Hillwalkers need to wise up before haring up the mountain. Photo: Lorne Gill/SNH

Mountain experts are appealing to walkers to wise up before they go haring up the hills this spring.

The Mountaineering Council of Scotland said, just as the mountain hare is changing its coat and getting a spring in its step, hillwalkers are putting their minds to the ascent of the nation’s hills.

But it warned that, even as winter starts to recede, the Scottish mountains hold hazards for the unprepared.

The council, which represents hillwalkers, mountaineers and climbers north of the border, said it has plenty of information for people heading for the high ground.

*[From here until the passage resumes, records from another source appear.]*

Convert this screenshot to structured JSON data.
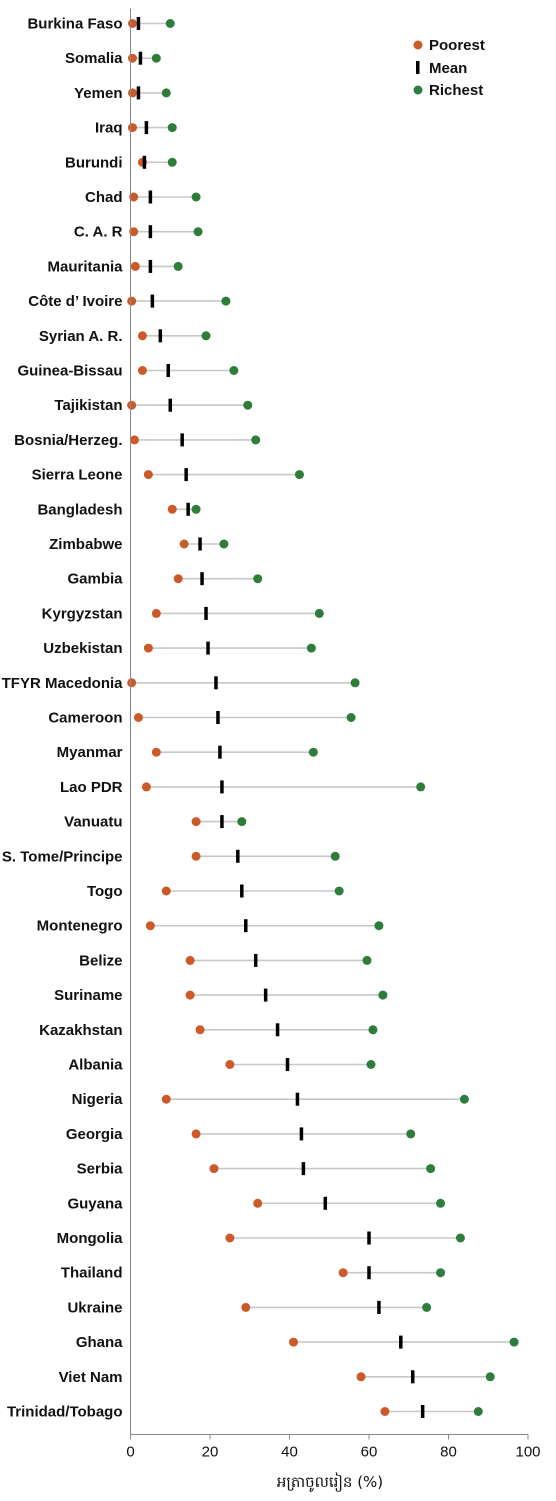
{
  "chart_data": {
    "type": "dot-range",
    "title": "",
    "xlabel": "អត្រាចូលរៀន (%)",
    "ylabel": "",
    "xlim": [
      0,
      100
    ],
    "xticks": [
      0,
      20,
      40,
      60,
      80,
      100
    ],
    "grid": false,
    "legend_position": "top-right",
    "series": [
      {
        "name": "Poorest",
        "color": "#cc5a28",
        "marker": "circle"
      },
      {
        "name": "Mean",
        "color": "#000000",
        "marker": "bar"
      },
      {
        "name": "Richest",
        "color": "#2e7d3a",
        "marker": "circle"
      }
    ],
    "connector_color": "#c8c8c8",
    "categories": [
      "Burkina Faso",
      "Somalia",
      "Yemen",
      "Iraq",
      "Burundi",
      "Chad",
      "C. A. R",
      "Mauritania",
      "Côte d’ Ivoire",
      "Syrian A. R.",
      "Guinea-Bissau",
      "Tajikistan",
      "Bosnia/Herzeg.",
      "Sierra Leone",
      "Bangladesh",
      "Zimbabwe",
      "Gambia",
      "Kyrgyzstan",
      "Uzbekistan",
      "TFYR Macedonia",
      "Cameroon",
      "Myanmar",
      "Lao PDR",
      "Vanuatu",
      "S. Tome/Principe",
      "Togo",
      "Montenegro",
      "Belize",
      "Suriname",
      "Kazakhstan",
      "Albania",
      "Nigeria",
      "Georgia",
      "Serbia",
      "Guyana",
      "Mongolia",
      "Thailand",
      "Ukraine",
      "Ghana",
      "Viet Nam",
      "Trinidad/Tobago"
    ],
    "poorest": [
      0.5,
      0.5,
      0.5,
      0.5,
      3,
      0.8,
      0.8,
      1.2,
      0.3,
      3,
      3,
      0.3,
      1,
      4.5,
      10.5,
      13.5,
      12,
      6.5,
      4.5,
      0.3,
      2,
      6.5,
      4,
      16.5,
      16.5,
      9,
      5,
      15,
      15,
      17.5,
      25,
      9,
      16.5,
      21,
      32,
      25,
      53.5,
      29,
      41,
      58,
      64
    ],
    "mean": [
      2,
      2.5,
      2,
      4,
      3.5,
      5,
      5,
      5,
      5.5,
      7.5,
      9.5,
      10,
      13,
      14,
      14.5,
      17.5,
      18,
      19,
      19.5,
      21.5,
      22,
      22.5,
      23,
      23,
      27,
      28,
      29,
      31.5,
      34,
      37,
      39.5,
      42,
      43,
      43.5,
      49,
      60,
      60,
      62.5,
      68,
      71,
      73.5
    ],
    "richest": [
      10,
      6.5,
      9,
      10.5,
      10.5,
      16.5,
      17,
      12,
      24,
      19,
      26,
      29.5,
      31.5,
      42.5,
      16.5,
      23.5,
      32,
      47.5,
      45.5,
      56.5,
      55.5,
      46,
      73,
      28,
      51.5,
      52.5,
      62.5,
      59.5,
      63.5,
      61,
      60.5,
      84,
      70.5,
      75.5,
      78,
      83,
      78,
      74.5,
      96.5,
      90.5,
      87.5
    ]
  }
}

It said: “The Mountaineering Council of Scotland is calling out to hillwalkers, especially those working their way through the munros and corbetts, with a springtime message to consider their skill levels and look at the information and other services offered by the MCofS ahead of the summer season.

“The fatalities of the winter season were a stark reminder of the uncompromising nature of Scotland’s rugged mountains. Even at the height of summer, mountains can be hazardous to those with insufficient experience.

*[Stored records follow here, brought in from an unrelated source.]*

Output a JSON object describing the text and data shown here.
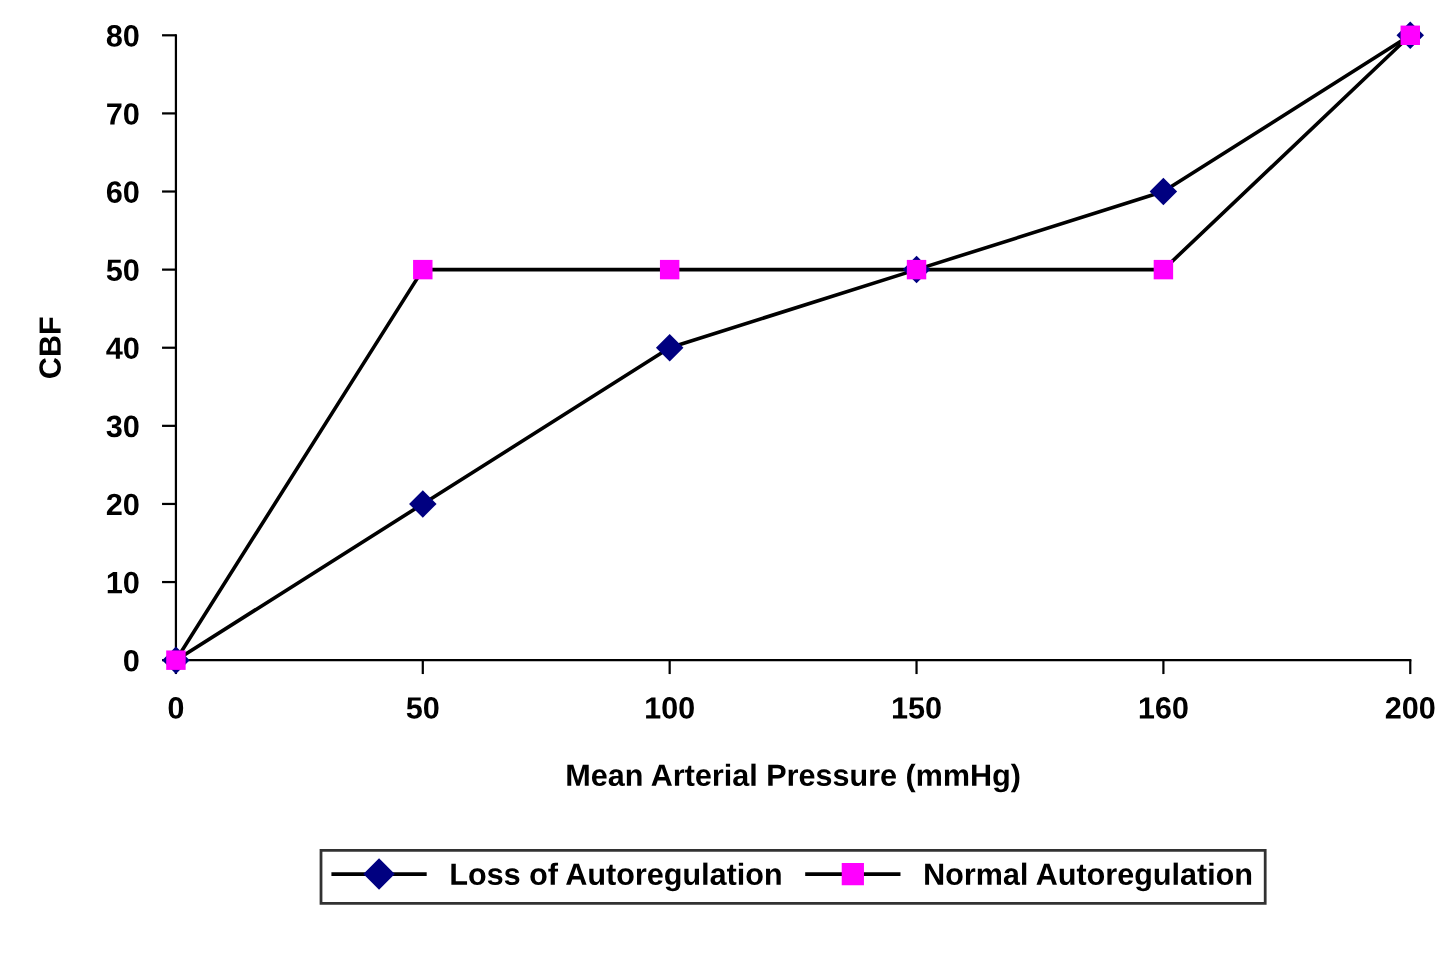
{
  "chart_data": {
    "type": "line",
    "xlabel": "Mean Arterial Pressure (mmHg)",
    "ylabel": "CBF",
    "categories": [
      "0",
      "50",
      "100",
      "150",
      "160",
      "200"
    ],
    "series": [
      {
        "name": "Loss of Autoregulation",
        "color": "#000000",
        "colors": [
          "#000080",
          "#000080",
          "#000080",
          "#000080",
          "#000080",
          "#000080"
        ],
        "marker": "diamond",
        "values": [
          0,
          20,
          40,
          50,
          60,
          80
        ]
      },
      {
        "name": "Normal Autoregulation",
        "color": "#000000",
        "colors": [
          "#ff00ff",
          "#ff00ff",
          "#ff00ff",
          "#ff00ff",
          "#ff00ff",
          "#ff00ff"
        ],
        "marker": "square",
        "values": [
          0,
          50,
          50,
          50,
          50,
          80
        ]
      }
    ],
    "ylim": [
      0,
      80
    ],
    "yticks": [
      0,
      10,
      20,
      30,
      40,
      50,
      60,
      70,
      80
    ],
    "grid": false,
    "legend": "bottom",
    "line_style": "solid"
  }
}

“With this in mind, the MCofS is urging hillwalkers to use its website for a wide range of information that will help prepare them for the challenges to be found in the Scottish mountains.

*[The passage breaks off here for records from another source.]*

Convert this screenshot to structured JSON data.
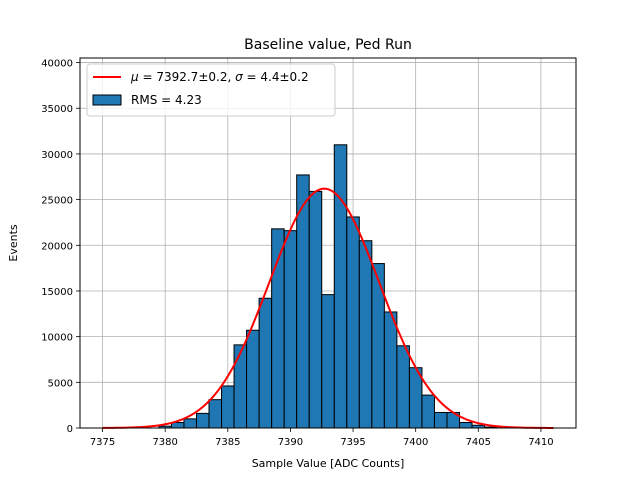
{
  "chart_data": {
    "type": "bar",
    "title": "Baseline value, Ped Run",
    "xlabel": "Sample Value [ADC Counts]",
    "ylabel": "Events",
    "xlim": [
      7373.2,
      7412.8
    ],
    "ylim": [
      0,
      40500
    ],
    "xticks": [
      7375,
      7380,
      7385,
      7390,
      7395,
      7400,
      7405,
      7410
    ],
    "yticks": [
      0,
      5000,
      10000,
      15000,
      20000,
      25000,
      30000,
      35000,
      40000
    ],
    "grid": true,
    "legend_position": "top-left",
    "bin_width": 1,
    "bins": [
      {
        "x": 7380,
        "value": 200
      },
      {
        "x": 7381,
        "value": 600
      },
      {
        "x": 7382,
        "value": 1000
      },
      {
        "x": 7383,
        "value": 1600
      },
      {
        "x": 7384,
        "value": 3100
      },
      {
        "x": 7385,
        "value": 4600
      },
      {
        "x": 7386,
        "value": 9100
      },
      {
        "x": 7387,
        "value": 10700
      },
      {
        "x": 7388,
        "value": 14200
      },
      {
        "x": 7389,
        "value": 21800
      },
      {
        "x": 7390,
        "value": 21600
      },
      {
        "x": 7391,
        "value": 27700
      },
      {
        "x": 7392,
        "value": 25900
      },
      {
        "x": 7393,
        "value": 14600
      },
      {
        "x": 7394,
        "value": 31000
      },
      {
        "x": 7395,
        "value": 23100
      },
      {
        "x": 7396,
        "value": 20500
      },
      {
        "x": 7397,
        "value": 18000
      },
      {
        "x": 7398,
        "value": 12700
      },
      {
        "x": 7399,
        "value": 9000
      },
      {
        "x": 7400,
        "value": 6600
      },
      {
        "x": 7401,
        "value": 3600
      },
      {
        "x": 7402,
        "value": 1700
      },
      {
        "x": 7403,
        "value": 1700
      },
      {
        "x": 7404,
        "value": 600
      },
      {
        "x": 7405,
        "value": 300
      },
      {
        "x": 7406,
        "value": 100
      }
    ],
    "fit": {
      "mu": 7392.7,
      "sigma": 4.4,
      "amplitude": 26200,
      "x_range": [
        7375,
        7411
      ],
      "color": "#ff0000"
    },
    "bar_color": "#1f77b4",
    "legend": [
      {
        "kind": "line",
        "color": "#ff0000",
        "parts": [
          {
            "text": "μ",
            "italic": true
          },
          {
            "text": " = 7392.7±0.2, ",
            "italic": false
          },
          {
            "text": "σ",
            "italic": true
          },
          {
            "text": " = 4.4±0.2",
            "italic": false
          }
        ]
      },
      {
        "kind": "patch",
        "color": "#1f77b4",
        "label": "RMS = 4.23"
      }
    ]
  }
}
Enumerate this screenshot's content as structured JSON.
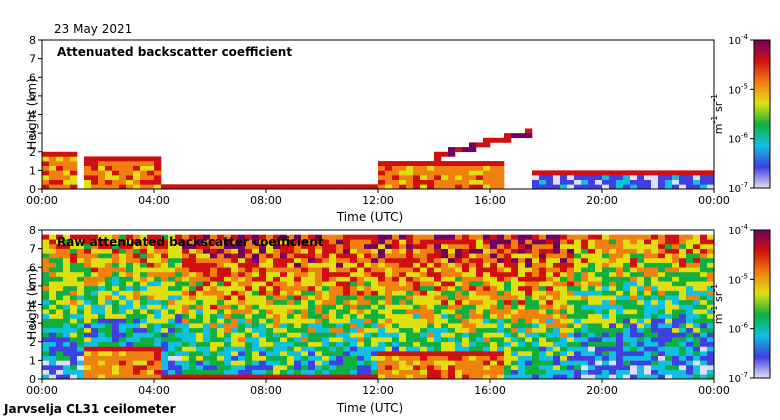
{
  "date": "23 May 2021",
  "footer": "Jarvselja CL31 ceilometer",
  "colors": {
    "scale": [
      "#e0e0f4",
      "#4040e0",
      "#10c0e0",
      "#10b040",
      "#e0e010",
      "#f08010",
      "#d01010",
      "#700060"
    ]
  },
  "chart_data": [
    {
      "type": "heatmap",
      "title": "Attenuated backscatter coefficient",
      "xlabel": "Time (UTC)",
      "ylabel": "Height (km)",
      "xlim": [
        0,
        24
      ],
      "ylim": [
        0,
        8
      ],
      "xticks": [
        "00:00",
        "04:00",
        "08:00",
        "12:00",
        "16:00",
        "20:00",
        "00:00"
      ],
      "yticks": [
        "0",
        "1",
        "2",
        "3",
        "4",
        "5",
        "6",
        "7",
        "8"
      ],
      "colorbar": {
        "label": "m-1 sr-1",
        "unit_m": "m",
        "unit_m_exp": "-1",
        "unit_sr": "sr",
        "unit_sr_exp": "-1",
        "scale": "log",
        "range": [
          1e-07,
          0.0001
        ],
        "ticks": [
          {
            "base": "10",
            "exp": "-4",
            "value": 0.0001
          },
          {
            "base": "10",
            "exp": "-5",
            "value": 1e-05
          },
          {
            "base": "10",
            "exp": "-6",
            "value": 1e-06
          },
          {
            "base": "10",
            "exp": "-7",
            "value": 1e-07
          }
        ]
      },
      "features": [
        {
          "name": "early boundary layer",
          "t": [
            0,
            1.2
          ],
          "top_km": 1.9,
          "level": 5
        },
        {
          "name": "aerosol layer",
          "t": [
            1.5,
            4.2
          ],
          "top_km": 1.8,
          "level": 5
        },
        {
          "name": "surface layer",
          "t": [
            4.2,
            12
          ],
          "top_km": 0.3,
          "level": 4
        },
        {
          "name": "afternoon boundary layer",
          "t": [
            12,
            16.5
          ],
          "top_km": 1.6,
          "level": 5
        },
        {
          "name": "rising cloud layer",
          "t": [
            14,
            17.6
          ],
          "base_km": 1.7,
          "top_km": 3.1,
          "level": 6
        },
        {
          "name": "night background",
          "t": [
            17.5,
            24
          ],
          "top_km": 0.9,
          "level": 1
        }
      ]
    },
    {
      "type": "heatmap",
      "title": "Raw attenuated backscatter coefficient",
      "xlabel": "Time (UTC)",
      "ylabel": "Height (km)",
      "xlim": [
        0,
        24
      ],
      "ylim": [
        0,
        8
      ],
      "xticks": [
        "00:00",
        "04:00",
        "08:00",
        "12:00",
        "16:00",
        "20:00",
        "00:00"
      ],
      "yticks": [
        "0",
        "1",
        "2",
        "3",
        "4",
        "5",
        "6",
        "7",
        "8"
      ],
      "colorbar": {
        "label": "m-1 sr-1",
        "unit_m": "m",
        "unit_m_exp": "-1",
        "unit_sr": "sr",
        "unit_sr_exp": "-1",
        "scale": "log",
        "range": [
          1e-07,
          0.0001
        ],
        "ticks": [
          {
            "base": "10",
            "exp": "-4",
            "value": 0.0001
          },
          {
            "base": "10",
            "exp": "-5",
            "value": 1e-05
          },
          {
            "base": "10",
            "exp": "-6",
            "value": 1e-06
          },
          {
            "base": "10",
            "exp": "-7",
            "value": 1e-07
          }
        ]
      },
      "features": [
        {
          "name": "noisy background",
          "t": [
            0,
            24
          ],
          "top_km": 7.7,
          "level": 3
        },
        {
          "name": "aerosol layer",
          "t": [
            1.5,
            4.2
          ],
          "top_km": 1.8,
          "level": 5
        },
        {
          "name": "surface layer",
          "t": [
            4.2,
            12
          ],
          "top_km": 0.3,
          "level": 5
        },
        {
          "name": "afternoon boundary layer",
          "t": [
            12,
            16.5
          ],
          "top_km": 1.6,
          "level": 5
        }
      ]
    }
  ]
}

“The MCofS believes that hillwalkers who become aware of and use the skills needed to improve self-reliance in the mountains are less likely to be involved in mountaineering incidents.

“Those who are better informed are also more likely to be aware of their access rights and associated responsibilities.”

MCofS chief officer David Gibson said: “If you are a hillwalker getting your boots and rucksack ready for the summer season, our message is that this is the right time to be thinking about your skill levels and consider how you can acquire any training you might need, before you head for the hills.”

MCofS mountain safety adviser Heather Morning added: “As well as running members-only skills courses, the MCofS also provides some very informative webpages that contain useful knowledge.

“I would urge every hillwalker to spend at least an hour reading through our mountain safety webpages. Doing so could save your life.”

Safety advice and other information can be found on the MCofS website.